The large groundwater basins adjacent to rivers are regions of special interests in the national economy and other human activities, for in them are found the main chemical, engineering and food industries, agriculture, urbanization, transport and other activities. Thirty-five or more years ago the demands for exploitation of alluvial basins adjacent to rivers for water supply as against the problems of groundwater resources protection were not as much in conflict as they are today. Hence interest in groundwater was directed mainly to the reclamation of agriculturally exploitable soils and the regulation of the water table in urban areas. There was no need to use strict measures for protection of the groundwater resources, and different kinds of industrial, agricultural and human pollution escaped attention.

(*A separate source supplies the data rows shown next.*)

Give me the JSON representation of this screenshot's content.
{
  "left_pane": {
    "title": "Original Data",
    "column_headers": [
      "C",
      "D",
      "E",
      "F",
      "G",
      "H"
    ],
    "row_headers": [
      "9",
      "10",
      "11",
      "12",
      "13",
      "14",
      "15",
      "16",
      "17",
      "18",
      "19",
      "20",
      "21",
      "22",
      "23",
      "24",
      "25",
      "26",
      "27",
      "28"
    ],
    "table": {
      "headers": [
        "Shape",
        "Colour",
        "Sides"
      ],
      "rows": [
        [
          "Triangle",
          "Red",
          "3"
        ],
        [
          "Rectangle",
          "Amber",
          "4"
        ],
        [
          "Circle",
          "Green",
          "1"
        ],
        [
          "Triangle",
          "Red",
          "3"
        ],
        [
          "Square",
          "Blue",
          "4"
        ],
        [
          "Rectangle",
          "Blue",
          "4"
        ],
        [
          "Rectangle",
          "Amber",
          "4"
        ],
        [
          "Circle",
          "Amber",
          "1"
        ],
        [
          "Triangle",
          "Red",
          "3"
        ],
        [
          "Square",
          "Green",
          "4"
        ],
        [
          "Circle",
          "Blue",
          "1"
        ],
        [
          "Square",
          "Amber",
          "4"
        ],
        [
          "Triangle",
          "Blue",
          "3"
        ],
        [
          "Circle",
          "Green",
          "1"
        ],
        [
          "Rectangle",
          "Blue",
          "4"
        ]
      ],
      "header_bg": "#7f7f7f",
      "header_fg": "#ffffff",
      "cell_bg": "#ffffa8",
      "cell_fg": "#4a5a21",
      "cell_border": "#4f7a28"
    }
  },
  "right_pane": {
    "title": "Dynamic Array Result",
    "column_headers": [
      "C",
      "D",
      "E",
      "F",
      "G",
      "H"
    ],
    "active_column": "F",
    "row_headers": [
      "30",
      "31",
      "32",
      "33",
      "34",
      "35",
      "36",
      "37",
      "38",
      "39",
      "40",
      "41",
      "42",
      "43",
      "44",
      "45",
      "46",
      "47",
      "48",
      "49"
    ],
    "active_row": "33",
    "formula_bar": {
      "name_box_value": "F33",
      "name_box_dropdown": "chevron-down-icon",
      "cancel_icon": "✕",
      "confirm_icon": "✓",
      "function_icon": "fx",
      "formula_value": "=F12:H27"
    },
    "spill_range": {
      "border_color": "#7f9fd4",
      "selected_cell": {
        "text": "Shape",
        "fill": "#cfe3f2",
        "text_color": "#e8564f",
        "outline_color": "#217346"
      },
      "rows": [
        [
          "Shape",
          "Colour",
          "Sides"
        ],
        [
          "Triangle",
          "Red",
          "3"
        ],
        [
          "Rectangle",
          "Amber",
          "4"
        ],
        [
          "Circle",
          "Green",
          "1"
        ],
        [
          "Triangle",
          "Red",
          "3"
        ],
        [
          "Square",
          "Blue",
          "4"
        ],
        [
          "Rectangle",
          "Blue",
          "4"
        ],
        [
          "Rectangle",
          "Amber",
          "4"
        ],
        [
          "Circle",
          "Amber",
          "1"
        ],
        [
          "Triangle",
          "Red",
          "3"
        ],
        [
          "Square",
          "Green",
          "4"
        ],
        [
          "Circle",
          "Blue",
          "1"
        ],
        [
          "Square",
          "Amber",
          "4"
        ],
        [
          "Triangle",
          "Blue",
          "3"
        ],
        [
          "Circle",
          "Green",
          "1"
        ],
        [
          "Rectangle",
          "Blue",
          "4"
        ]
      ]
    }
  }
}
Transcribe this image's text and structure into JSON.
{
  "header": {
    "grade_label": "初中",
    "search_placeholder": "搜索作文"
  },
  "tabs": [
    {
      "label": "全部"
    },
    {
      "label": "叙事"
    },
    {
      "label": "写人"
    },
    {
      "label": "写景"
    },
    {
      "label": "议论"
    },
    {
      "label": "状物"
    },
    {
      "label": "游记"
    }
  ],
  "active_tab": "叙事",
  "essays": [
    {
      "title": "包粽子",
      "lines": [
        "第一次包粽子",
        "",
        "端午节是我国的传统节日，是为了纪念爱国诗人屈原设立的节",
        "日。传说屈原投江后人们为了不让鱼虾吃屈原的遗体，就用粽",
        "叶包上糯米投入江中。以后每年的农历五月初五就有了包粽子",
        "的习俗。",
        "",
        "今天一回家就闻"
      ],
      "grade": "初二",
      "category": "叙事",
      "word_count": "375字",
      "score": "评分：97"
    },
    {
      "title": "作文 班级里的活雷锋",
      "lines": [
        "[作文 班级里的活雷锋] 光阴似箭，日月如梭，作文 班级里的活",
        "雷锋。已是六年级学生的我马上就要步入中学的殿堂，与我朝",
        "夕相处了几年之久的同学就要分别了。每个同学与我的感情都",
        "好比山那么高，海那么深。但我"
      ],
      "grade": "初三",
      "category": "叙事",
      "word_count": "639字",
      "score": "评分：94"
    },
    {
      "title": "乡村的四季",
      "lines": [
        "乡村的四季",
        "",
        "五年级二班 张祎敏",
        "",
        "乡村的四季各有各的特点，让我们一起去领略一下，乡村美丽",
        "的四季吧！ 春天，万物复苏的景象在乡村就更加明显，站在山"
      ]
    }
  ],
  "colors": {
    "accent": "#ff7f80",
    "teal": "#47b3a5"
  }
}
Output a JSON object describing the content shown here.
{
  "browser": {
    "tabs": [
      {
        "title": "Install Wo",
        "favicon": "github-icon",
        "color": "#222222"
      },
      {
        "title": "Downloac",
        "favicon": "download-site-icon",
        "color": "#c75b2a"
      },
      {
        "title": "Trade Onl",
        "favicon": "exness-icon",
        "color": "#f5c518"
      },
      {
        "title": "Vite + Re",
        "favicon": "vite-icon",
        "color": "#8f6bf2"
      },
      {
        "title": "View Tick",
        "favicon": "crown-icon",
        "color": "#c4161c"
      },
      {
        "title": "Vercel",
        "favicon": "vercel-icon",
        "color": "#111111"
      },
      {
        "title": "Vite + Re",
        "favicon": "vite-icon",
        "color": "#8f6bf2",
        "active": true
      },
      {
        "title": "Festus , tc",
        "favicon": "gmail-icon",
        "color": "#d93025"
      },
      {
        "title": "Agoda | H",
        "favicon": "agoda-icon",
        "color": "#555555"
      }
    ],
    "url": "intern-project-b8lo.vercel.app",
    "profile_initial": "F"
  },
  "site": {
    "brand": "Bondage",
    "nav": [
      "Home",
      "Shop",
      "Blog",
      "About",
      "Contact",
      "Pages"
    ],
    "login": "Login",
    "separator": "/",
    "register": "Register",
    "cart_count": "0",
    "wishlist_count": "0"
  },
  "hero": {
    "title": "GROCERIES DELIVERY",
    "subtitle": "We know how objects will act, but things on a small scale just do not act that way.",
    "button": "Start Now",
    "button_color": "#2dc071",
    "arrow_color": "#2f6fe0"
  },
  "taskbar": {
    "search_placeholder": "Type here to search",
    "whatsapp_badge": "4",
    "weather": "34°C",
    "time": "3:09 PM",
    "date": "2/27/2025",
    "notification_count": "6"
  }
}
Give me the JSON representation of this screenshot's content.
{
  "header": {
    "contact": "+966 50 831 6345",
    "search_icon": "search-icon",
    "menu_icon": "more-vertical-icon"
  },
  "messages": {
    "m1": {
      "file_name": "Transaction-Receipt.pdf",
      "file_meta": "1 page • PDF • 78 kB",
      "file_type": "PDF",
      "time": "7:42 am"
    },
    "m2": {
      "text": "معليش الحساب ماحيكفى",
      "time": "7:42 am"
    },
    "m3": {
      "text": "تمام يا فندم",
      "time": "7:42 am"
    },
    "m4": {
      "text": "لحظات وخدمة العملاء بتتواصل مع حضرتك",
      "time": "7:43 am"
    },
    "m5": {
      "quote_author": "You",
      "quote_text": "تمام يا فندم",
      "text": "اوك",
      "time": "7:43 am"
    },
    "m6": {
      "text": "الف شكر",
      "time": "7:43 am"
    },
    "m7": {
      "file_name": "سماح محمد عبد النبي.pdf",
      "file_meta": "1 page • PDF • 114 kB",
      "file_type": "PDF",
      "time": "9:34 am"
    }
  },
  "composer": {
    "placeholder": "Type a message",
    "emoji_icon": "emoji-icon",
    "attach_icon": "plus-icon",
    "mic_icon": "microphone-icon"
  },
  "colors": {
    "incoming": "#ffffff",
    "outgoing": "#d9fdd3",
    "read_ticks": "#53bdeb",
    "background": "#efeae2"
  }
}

This situation has changed considerably over the past three decades. Development of the national economy and urbanization resulted in high demands for water supply from the alluvial basins, and groundwater became one of the basic sources. The most important problems facing hydrogeologists are those requiring detailed knowledge of the groundwater regime, the influence of human activity on this source of water, and its protection against pollution. Step by step a groundwater observation network was established: the hydrometeorlogical services were supplemented by the observation of all quantitative and qualitative

Groundwater in basins adjacent to large rivers

characteristics with the aim of analysing the dépendance of the groundwater regime on climatic factors and changes of the hydrological conditions (e.g. river discharge, reclaiming activity, etc.). Subsequent research was concentrated on hydrological and hydrogeological methods of analysis of the groundwater regime and methods of determining hydro-physical chacteristics of the aquifers including simulation methods (Hâlek, 1961). For studies of groundwater regime dynamics and its prediction, the mathematical theory of hydromechanics of flow through porous media was applied together with the utilization of efficient computing techniques. Different methods for physical and mathematical modelling were developed to solve the actual problems in complex natural conditions. It may be stated that the theoretical basis and applied methods of groundwater research are up to the present standards of scientific and technological development. Nevertheless, we are facing still more complicated problems as also is the case with surface water research. These problems usually originate more in the determination of the basic dynamic aquifer characteristics for the whole groundwater basin and the description of real natural conditions in mathematical terms, than in the limited possiblities of fully reliable physical and mathematical modelling of the groundwater regime under the influence of hydraulic and other structures. Keeping in mind the above-mentioned limitations, the usual way to produce a reliable prediction of the modified groundwater regime requires a combination of several methods as described in this paper.

THEORETICAL PRINCIPLES

Figure 1 shows a scheme of hydrological modelling of an area adjacent to the river under conditions of percolation or periodic percolation through the soil where the shallow groundwater in dry periods can take part in the evaporation from the soil surface or via evapo-transpiration by means of the capillary rise of water to the root zone. The direct evaporation of groundwater occurs only exceptionally in those cases when the water table rises to the soil surface. In the groundwater basins the depth of alluvial deposits varies from several metres up to several hundreds of metres. The depth of the impermeable subsoils also varies to a considerable extent so that in the large terrain depressions deep groundwater levels are found.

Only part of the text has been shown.